Life is Simple: What I meant to say was…
An old friend recently sent me a picture of the present his wife gave him for Christmas last year. It was a sweatshirt with a picture of a couple of calves on the front, accompanied by the words, “Sorry for what I said when we were working cattle.”
Bud said it worked great because he just had to point at his shirt instead of spending time apologizing to his wife anytime they were working together and cattle were involved. So … I guess I’m not the only one.
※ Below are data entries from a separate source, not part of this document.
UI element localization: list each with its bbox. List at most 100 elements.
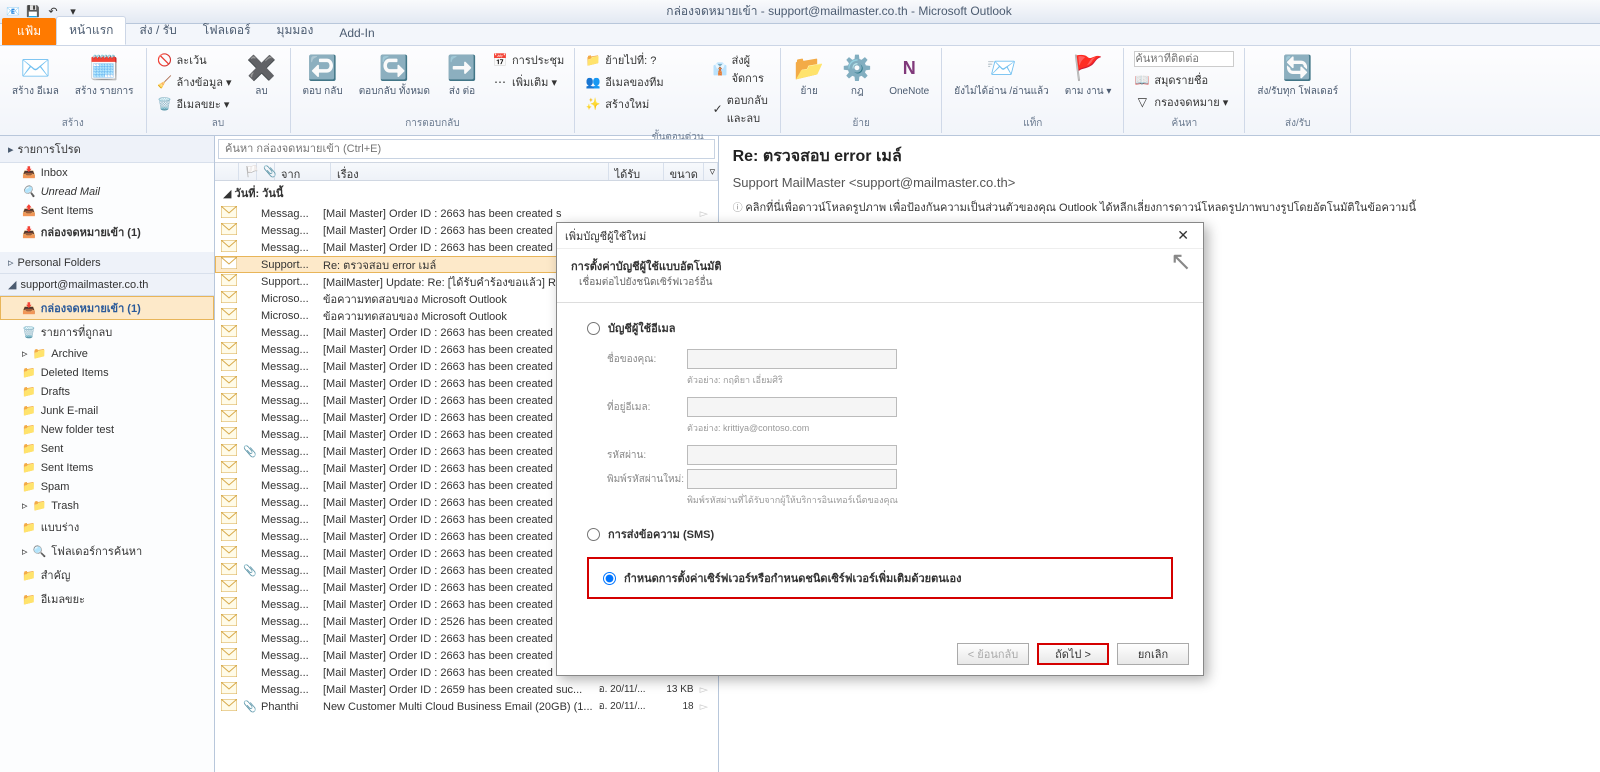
- nav-drafts[interactable]: 📁Drafts: [0, 382, 214, 401]
- col-from[interactable]: จาก: [275, 163, 331, 180]
- row-from: Messag...: [261, 395, 317, 407]
- cleanup-button[interactable]: 🧹ล้างข้อมูล ▾: [153, 72, 236, 92]
- ignore-button[interactable]: 🚫ละเว้น: [153, 50, 211, 70]
- envelope-icon: [221, 665, 237, 680]
- col-subject[interactable]: เรื่อง: [331, 163, 609, 180]
- reading-infobar[interactable]: ⓘ คลิกที่นี่เพื่อดาวน์โหลดรูปภาพ เพื่อป้…: [733, 198, 1586, 216]
- nav-favorites-header[interactable]: ▸ รายการโปรด: [0, 136, 214, 163]
- nav-inbox[interactable]: 📥Inbox: [0, 163, 214, 182]
- onenote-button[interactable]: NOneNote: [883, 50, 935, 99]
- respond-more-button[interactable]: ⋯เพิ่มเติม ▾: [488, 72, 561, 92]
- reply-button[interactable]: ↩️ตอบ กลับ: [297, 50, 349, 99]
- next-button[interactable]: ถัดไป >: [1037, 643, 1109, 665]
- name-hint: ตัวอย่าง: กฤติยา เอี่ยมศิริ: [687, 373, 1173, 387]
- attachment-icon: 📎: [243, 700, 255, 713]
- nav-account-header[interactable]: ◢ support@mailmaster.co.th: [0, 274, 214, 296]
- envelope-icon: [221, 495, 237, 510]
- forward-button[interactable]: ➡️ส่ง ต่อ: [440, 50, 484, 99]
- meeting-button[interactable]: 📅การประชุม: [488, 50, 568, 70]
- radio-email-account[interactable]: บัญชีผู้ใช้อีเมล: [587, 319, 1173, 337]
- col-size[interactable]: ขนาด: [664, 163, 704, 180]
- flag-icon[interactable]: ▻: [700, 700, 712, 713]
- nav-personal-header[interactable]: ▹ Personal Folders: [0, 252, 214, 274]
- message-row[interactable]: Messag...[Mail Master] Order ID : 2663 h…: [215, 205, 718, 222]
- close-icon[interactable]: ✕: [1171, 227, 1195, 244]
- radio-manual-input[interactable]: [603, 572, 616, 585]
- tab-folder[interactable]: โฟลเดอร์: [190, 16, 264, 45]
- nav-deleted-folder[interactable]: 🗑️รายการที่ถูกลบ: [0, 320, 214, 344]
- row-date: อ. 20/11/...: [599, 699, 654, 714]
- junk-button[interactable]: 🗑️อีเมลขยะ ▾: [153, 94, 234, 114]
- nav-spam[interactable]: 📁Spam: [0, 477, 214, 496]
- row-from: Messag...: [261, 208, 317, 220]
- col-attach[interactable]: 📎: [257, 163, 275, 180]
- rules-button[interactable]: ⚙️กฎ: [835, 50, 879, 99]
- move-button[interactable]: 📂ย้าย: [787, 50, 831, 99]
- message-row[interactable]: Messag...[Mail Master] Order ID : 2659 h…: [215, 681, 718, 698]
- nav-unread[interactable]: 🔍Unread Mail: [0, 182, 214, 201]
- quickstep-create[interactable]: ✨สร้างใหม่: [581, 94, 653, 114]
- search-input[interactable]: [218, 139, 715, 159]
- tab-send-receive[interactable]: ส่ง / รับ: [126, 16, 189, 45]
- nav-important[interactable]: 📁สำคัญ: [0, 563, 214, 587]
- nav-sent[interactable]: 📁Sent: [0, 439, 214, 458]
- row-date: อ. 20/11/...: [599, 682, 654, 697]
- radio-sms-input[interactable]: [587, 528, 600, 541]
- nav-junkmail[interactable]: 📁อีเมลขยะ: [0, 587, 214, 611]
- envelope-icon: [221, 580, 237, 595]
- quickstep-moveto[interactable]: 📁ย้ายไปที่: ?: [581, 50, 660, 70]
- row-from: Messag...: [261, 650, 317, 662]
- nav-sentitems2[interactable]: 📁Sent Items: [0, 458, 214, 477]
- dialog-heading: การตั้งค่าบัญชีผู้ใช้แบบอัตโนมัติ: [571, 261, 722, 273]
- new-items-button[interactable]: 🗓️สร้าง รายการ: [69, 50, 140, 99]
- col-received[interactable]: ได้รับ: [609, 163, 664, 180]
- row-subject: [Mail Master] Order ID : 2663 has been c…: [323, 497, 593, 509]
- row-from: Messag...: [261, 531, 317, 543]
- ribbon-tabs: แฟ้ม หน้าแรก ส่ง / รับ โฟลเดอร์ มุมมอง A…: [0, 24, 1600, 46]
- message-row[interactable]: 📎PhanthiNew Customer Multi Cloud Busines…: [215, 698, 718, 715]
- nav-inbox-th[interactable]: 📥กล่องจดหมายเข้า (1): [0, 220, 214, 244]
- quickstep-done[interactable]: ✓ตอบกลับและลบ: [709, 90, 775, 128]
- tab-addin[interactable]: Add-In: [326, 21, 387, 45]
- envelope-icon: [221, 342, 237, 357]
- cancel-button[interactable]: ยกเลิก: [1117, 643, 1189, 665]
- row-from: Phanthi: [261, 701, 317, 713]
- envelope-icon: [221, 223, 237, 238]
- nav-junk[interactable]: 📁Junk E-mail: [0, 401, 214, 420]
- radio-manual[interactable]: กำหนดการตั้งค่าเซิร์ฟเวอร์หรือกำหนดชนิดเ…: [603, 569, 1157, 587]
- send-receive-all-button[interactable]: 🔄ส่ง/รับทุก โฟลเดอร์: [1251, 50, 1344, 99]
- flag-icon[interactable]: ▻: [700, 683, 712, 696]
- unread-button[interactable]: 📨ยังไม่ได้อ่าน /อ่านแล้ว: [948, 50, 1055, 99]
- reply-all-button[interactable]: ↪️ตอบกลับ ทั้งหมด: [353, 50, 436, 99]
- tab-file[interactable]: แฟ้ม: [2, 18, 56, 45]
- group-today[interactable]: ◢ วันที่: วันนี้: [215, 181, 718, 205]
- flag-icon[interactable]: ▻: [700, 207, 712, 220]
- radio-sms[interactable]: การส่งข้อความ (SMS): [587, 525, 1173, 543]
- nav-trash[interactable]: ▹ 📁Trash: [0, 496, 214, 515]
- nav-deleted[interactable]: 📁Deleted Items: [0, 363, 214, 382]
- tab-view[interactable]: มุมมอง: [264, 16, 327, 45]
- quickstep-boss[interactable]: 👔ส่งผู้จัดการ: [709, 50, 775, 88]
- followup-button[interactable]: 🚩ตาม งาน ▾: [1059, 50, 1118, 99]
- col-flag2[interactable]: ▿: [704, 163, 718, 180]
- envelope-icon: [221, 427, 237, 442]
- col-flag[interactable]: 🏳️: [239, 163, 257, 180]
- new-mail-button[interactable]: ✉️สร้าง อีเมล: [6, 50, 65, 99]
- group-new-label: สร้าง: [6, 114, 140, 133]
- nav-outbox[interactable]: 📁แบบร่าง: [0, 515, 214, 539]
- nav-newfolder[interactable]: 📁New folder test: [0, 420, 214, 439]
- col-icon[interactable]: [215, 163, 239, 180]
- address-book-button[interactable]: 📖สมุดรายชื่อ: [1130, 70, 1212, 90]
- find-contact-input[interactable]: [1130, 50, 1238, 68]
- nav-inbox2[interactable]: 📥กล่องจดหมายเข้า (1): [0, 296, 214, 320]
- ribbon: ✉️สร้าง อีเมล 🗓️สร้าง รายการ สร้าง 🚫ละเว…: [0, 46, 1600, 136]
- delete-button[interactable]: ✖️ลบ: [240, 50, 284, 99]
- radio-email-input[interactable]: [587, 322, 600, 335]
- filter-mail-button[interactable]: ▽กรองจดหมาย ▾: [1130, 92, 1232, 112]
- envelope-icon: [221, 291, 237, 306]
- tab-home[interactable]: หน้าแรก: [56, 16, 126, 45]
- nav-search-folders[interactable]: ▹ 🔍โฟลเดอร์การค้นหา: [0, 539, 214, 563]
- nav-archive[interactable]: ▹ 📁Archive: [0, 344, 214, 363]
- quickstep-teammail[interactable]: 👥อีเมลของทีม: [581, 72, 667, 92]
- nav-sent-items[interactable]: 📤Sent Items: [0, 201, 214, 220]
Shortly after Judy and I first married, we lived on a few acres just outside of town and we were raising calves for some extra income – and to help pacify my farming itch. My wife had never lived on a farm nor been around livestock, so the day one of the calves got through the fence and out onto the road, she thought she was being helpful when she ran along behind the calf when I was trying to drive it the opposite direction. I could have sworn that I was cursing in a low, quiet voice, but evidently the wind carried it just right for her to hear and understand every word.
“Don’t you ever talk to me like that again!” she bellowed as she stormed by me on her way back to the house.
A couple of years later, we had moved out to the farm where we still live, and we were running several cow/calf pairs. Judy had never worked with me while processing cattle through a chute, so she was eager to show me that she could do anything I could. Again, with her lack of experience, I was a bit skeptical, but I figured having a nurse along while vaccinating and castrating could be a good thing.
The first animal in the chute was a heifer calf, so I drew the proper dosage of vaccine into a disposable syringe and showed her where and how to inject it into the critter. As we captured a second heifer, Judy asked me where to find a new syringe. I told her to use the same one we just used on the last calf. That’s when her nurse’s training kicked in.
“You can’t use the same needle on another calf,” she exclaimed. “You’ll cause an infection!”
I assured her it would be all right because I had been doing this for 30 years with no problems. “It’s not like we’re working in a sterile environment,” I added.
A bit perturbed, she asked, “Well, when do you change needles?”
“When that one gets dull,” I answered. In retrospect, I should have changed the tone of my voice, but ... Anyway, she stayed for one more calf, a little bull that needed an extra procedure beyond the shot of vaccine.
I showed my wife how to apply the “tail hold” that would render the animal almost motionless while I performed the procedure. She just nodded that she understood. I began but was immediately kicked in the head. When I regained my composure, I shook my head a little and stared straight at her. What I meant to say, was, “Honey, I think you need to hold the tail tighter,” but what came out, was, “@#$%, hold the &%$# tail tighter!!!”
If I’d only had Bud’s sweatshirt, she might still be willing to work cattle.